Organizations already exist that might serve as models for creating an international antibiotics initiative, or for doing some of the tasks an international initiative might perform. Gavi, a global vaccine alliance, guarantees that low-income countries can afford childhood vaccines by placing bulk orders on behalf of several countries at once, negotiating prices with manufacturers, and funding the purchases through a mix of government contributions and philanthropic funds. The Global Antibiotic Research and Development Partnership, meanwhile, supports research into new and abandoned antibiotics for neonatal and childhood infections and sexually transmitted diseases. Laura Piddock, its scientific director and a microbiologist at the University of Birmingham, calls the nonprofit “not a replacement for pharma companies, but an alternative approach.” She adds: “We want to fill the gaps that no company is addressing.”
But the ultimate goal of nationalized, internationally supported, nonprofit antibiotic production would be to replace pharma companies—and because they represent such an established (if malfunctioning) ecosystem, there’s a lot of skepticism around the idea.

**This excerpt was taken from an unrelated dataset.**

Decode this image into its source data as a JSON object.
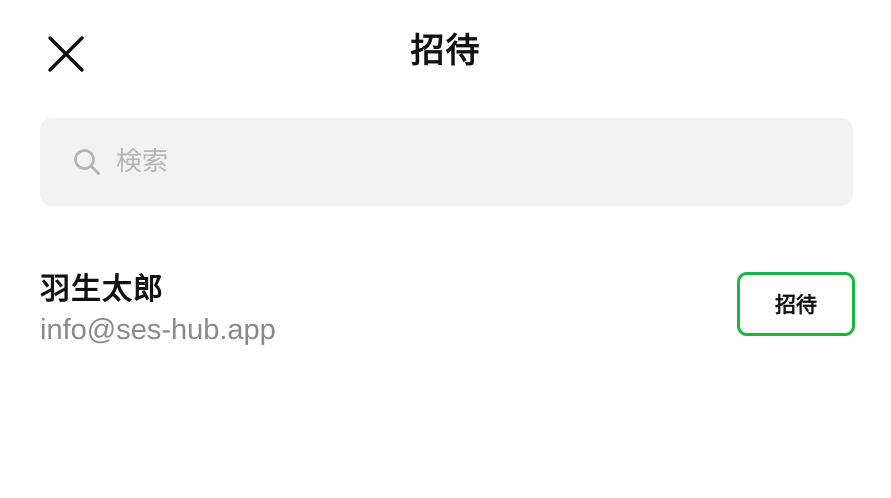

Kevin Outterson, a professor of health law at Boston University and the executive director of CARB-X, a public-private partnership that funnels money to very early stage antibiotic research, worries that consigning antibiotic R&D to nonprofits will squelch innovation. “If you do that, no private investor will ever again put a nickel in a preclinical antibiotic product,” he says.
What Outterson envisions instead is a for-profit public entity, possibly more than one. The closest analogue may be investor-owned public utilities, which have shareholders who receive a capped rate of return—which, in the case of a new antibiotic entity, would reward investment, but at a lower rate than Wall Street currently demands of pharma companies.
“We have to do it in a way that actually gives some hope to the private investor, and to little startups that have 10 employees and borrowed money from their aunts and uncles to get started, who hope to get bought out at a reasonable price,” he says. “That’s the only way we’re going to have an ecosystem that works for decades.”
Decades is the point. The reason the Achaogen bankruptcy is so serious isn’t because of the loss of one company or drug. It is because it represents a last gasp—maybe the last gasp—of a manufacturing system that has stood since the end of World War II. From this point, producing antibiotics isn’t a matter of achieving one new drug, or several; the actual task is realizing a new paradigm that will guarantee production for at least as many years into the future as we have had them in the past. Whichever model governments and industry choose, it is unlikely to look like what came before.